UN ABBRACCIO PER ISRAELE di Giuseppe Kalowski, corrispondente da Tel Aviv, 1 luglio 2024

 

Nel momento più buio per noi Ebrei dopo la seconda guerra mondiale, sentiamo la necessità, più di prima, di “aggrapparci” a Israele - abbracciando questo piccolo Stato in pericolo per la sua esistenza.

Sì, per la sua esistenza! Può sembrare un concetto obsoleto, forse retorico, ma purtroppo non è così.

In un'Europa in cui la sinistra ha ormai preso la parte dei palestinesi (e l'Italia non fa eccezione) con il solito “giochino” dell'antisionismo (termine buono per tutte le stagioni, dappertutto in Occidente, specialmente in periodi elettorali e pre-elettorali), e in cui la destra spesso mostra rigurgiti squadristi di stampo antisemita, l'unica via di salvezza è rafforzare la nostra solidarietà, il nostro amore, anche critico se serve, nei confronti di Israele.

Israele vive da mesi in una situazione surreale.

La guerra, dopo il 7 ottobre, ha temporaneamente compattato un paese sotto shock: ma ora, a quasi nove mesi dallo scempio di quel giorno, Israele sembra sempre più diviso al suo interno.

Da una parte ci sono le famiglie dei rapiti, distrutte da un lunghissimo periodo di angoscia e di speranza - che vengono strumentalizzate da una parte dell'opposizione.

Parallelamente si svolgono le proteste dei religiosi ortodossi, che rifiutano il servizio militare nonostante la decisione della corte suprema.

Il Parlamento prova a far approvare la legge sulla Rabbanut, nella quale la nomina dei rabbini nelle varie città israeliane passerebbe al potere centrale e non sarebbe più in carica ai vari consigli comunali come accade oggi.

Il governo Netanyahu cerca di “destreggiarsi” tra la pressione delle famiglie degli ostaggi, la destra religiosa contraria a ogni tipo di stop alla guerra e la minaccia dei due partiti religiosi ultraortodossi di fare cadere il governo se non vengono soddisfatte le loro richieste.

Il tutto all'interno della cornice di una guerra cruenta a Gaza e di una situazione incandescente con il Libano.

Quello che appare chiaro, almeno a me, è un pericoloso sfilacciamento della società israeliana che si riflette a livello politico,  non viceversa. Basta accendere la televisione e ci si accorge che ogni telegiornale va dalla propria parte, senza curarsi dell' “altro”.

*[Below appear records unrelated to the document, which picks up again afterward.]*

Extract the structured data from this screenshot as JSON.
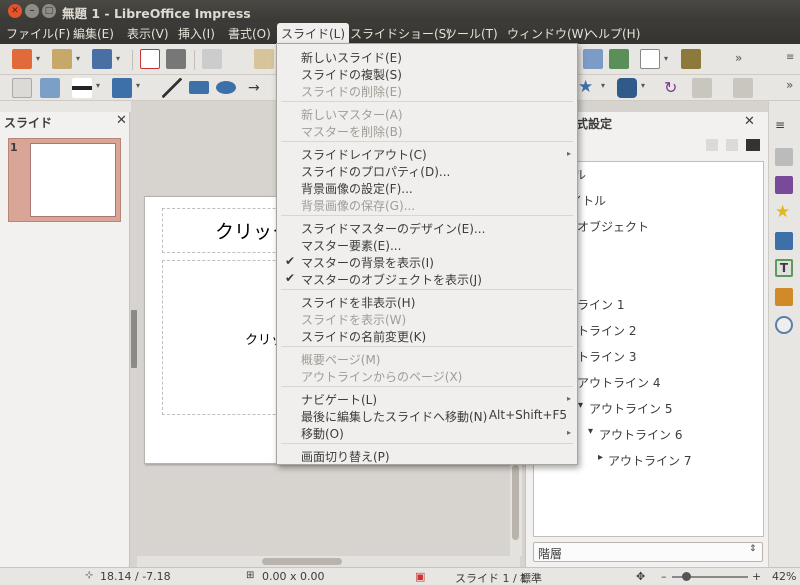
{
  "window": {
    "title": "無題 1 - LibreOffice Impress",
    "close": "✕",
    "minimize": "–",
    "maximize": "□"
  },
  "menubar": [
    "ファイル(F)",
    "編集(E)",
    "表示(V)",
    "挿入(I)",
    "書式(O)",
    "スライド(L)",
    "スライドショー(S)",
    "ツール(T)",
    "ウィンドウ(W)",
    "ヘルプ(H)"
  ],
  "slide_menu": {
    "items": [
      {
        "label": "新しいスライド(E)",
        "enabled": true
      },
      {
        "label": "スライドの複製(S)",
        "enabled": true
      },
      {
        "label": "スライドの削除(E)",
        "enabled": false
      },
      {
        "label": "新しいマスター(A)",
        "enabled": false
      },
      {
        "label": "マスターを削除(B)",
        "enabled": false
      },
      {
        "label": "スライドレイアウト(C)",
        "enabled": true,
        "submenu": true
      },
      {
        "label": "スライドのプロパティ(D)...",
        "enabled": true
      },
      {
        "label": "背景画像の設定(F)...",
        "enabled": true
      },
      {
        "label": "背景画像の保存(G)...",
        "enabled": false
      },
      {
        "label": "スライドマスターのデザイン(E)...",
        "enabled": true
      },
      {
        "label": "マスター要素(E)...",
        "enabled": true
      },
      {
        "label": "マスターの背景を表示(I)",
        "enabled": true,
        "checked": true
      },
      {
        "label": "マスターのオブジェクトを表示(J)",
        "enabled": true,
        "checked": true
      },
      {
        "label": "スライドを非表示(H)",
        "enabled": true
      },
      {
        "label": "スライドを表示(W)",
        "enabled": false
      },
      {
        "label": "スライドの名前変更(K)",
        "enabled": true
      },
      {
        "label": "概要ページ(M)",
        "enabled": false
      },
      {
        "label": "アウトラインからのページ(X)",
        "enabled": false
      },
      {
        "label": "ナビゲート(L)",
        "enabled": true,
        "submenu": true
      },
      {
        "label": "最後に編集したスライドへ移動(N)",
        "enabled": true,
        "shortcut": "Alt+Shift+F5"
      },
      {
        "label": "移動(O)",
        "enabled": true,
        "submenu": true
      },
      {
        "label": "画面切り替え(P)",
        "enabled": true
      }
    ],
    "check_glyph": "✔",
    "submenu_glyph": "▸"
  },
  "left_panel": {
    "title": "スライド",
    "close": "✕",
    "thumb_number": "1"
  },
  "slide": {
    "title_placeholder": "クリック",
    "body_placeholder": "クリッ"
  },
  "right_panel": {
    "title": "ッと書式設定",
    "close": "✕",
    "styles": [
      "ル",
      "イトル",
      "のオブジェクト",
      "ライン 1",
      "トライン 2",
      "トライン 3",
      "アウトライン 4",
      "アウトライン 5",
      "アウトライン 6",
      "アウトライン 7"
    ],
    "filter": "階層",
    "expand_glyph_open": "▾",
    "expand_glyph_closed": "▸"
  },
  "statusbar": {
    "position": "18.14 / -7.18",
    "size": "0.00 x 0.00",
    "slide": "スライド 1 / 1",
    "layout": "標準",
    "zoom": "42%"
  },
  "colors": {
    "menubar_bg": "#3d3c38",
    "accent": "#d9a596",
    "menu_bg": "#f0efed"
  },
  "icons": [
    "ubuntu-close-icon",
    "minimize-icon",
    "maximize-icon",
    "new-doc-icon",
    "open-icon",
    "save-icon",
    "pdf-icon",
    "print-icon",
    "cut-icon",
    "paste-icon",
    "select-arrow-icon",
    "zoom-icon",
    "line-style-icon",
    "fill-icon",
    "line-icon",
    "rectangle-icon",
    "ellipse-icon",
    "arrow-icon",
    "star-icon",
    "shape-icon",
    "rotate-icon",
    "align-icon",
    "properties-icon",
    "styles-icon",
    "gallery-icon",
    "navigator-icon",
    "slide-transition-icon",
    "animation-icon",
    "master-pages-icon",
    "compass-icon"
  ]
}
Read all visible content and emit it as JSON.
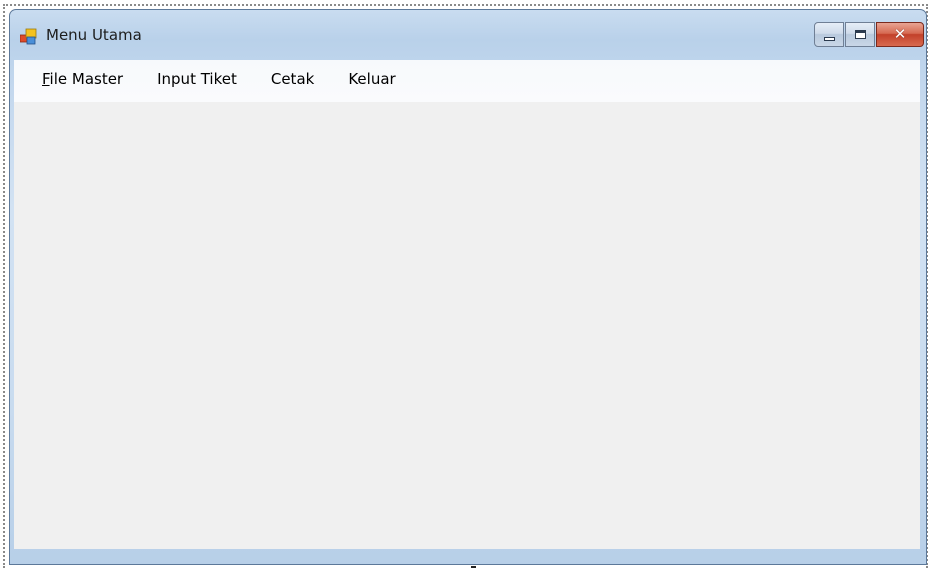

È come si fosse attenuata quella visione d'insieme, unitaria, idealista, haluzista, che ha sempre contraddistinto Israele, indipendentemente da chi fosse a capo del governo al momento – quella visione splendida e accecante che, in passato, ha illuminato le nostre speranze e i nostri sogni.

Da qui la necessità di “abbracciare” e pacificare Israele al suo interno, senza polarizzare ulteriormente un paese già tanto provato.

Compito della classe politica dovrebbe essere quello di realizzare un “compromesso morale” tra visioni della vita totalmente diverse, senza mai dimenticare il nostro minimo comune denominatore: la nostra Identità ebraica e il nostro Senso dell’Appartenenza.

 

Ci ritroviamo, mi sembra, ancora una volta, con un messaggio e una missione, nella vita contemporanea, che noi Ebrei siamo obbligati a presentare incessantemente alla società: dobbiamo dire la verità al potere. È difficile farlo, ed è sempre stata un'impresa rischiosa per noi, soprattutto nella Diaspora.

E ci grava addosso il presentimento che la nostra società stia in qualche modo “scrivendo un tragico capitolo della nostra Storia; e che contemporaneamente non possa — o si rifiuti — di leggere ciò che ha scritto.

Aiutiamo dunque la nostra società a “leggere” questo capitolo, prima che sia troppo tardi per riparare ciò che è stato rotto.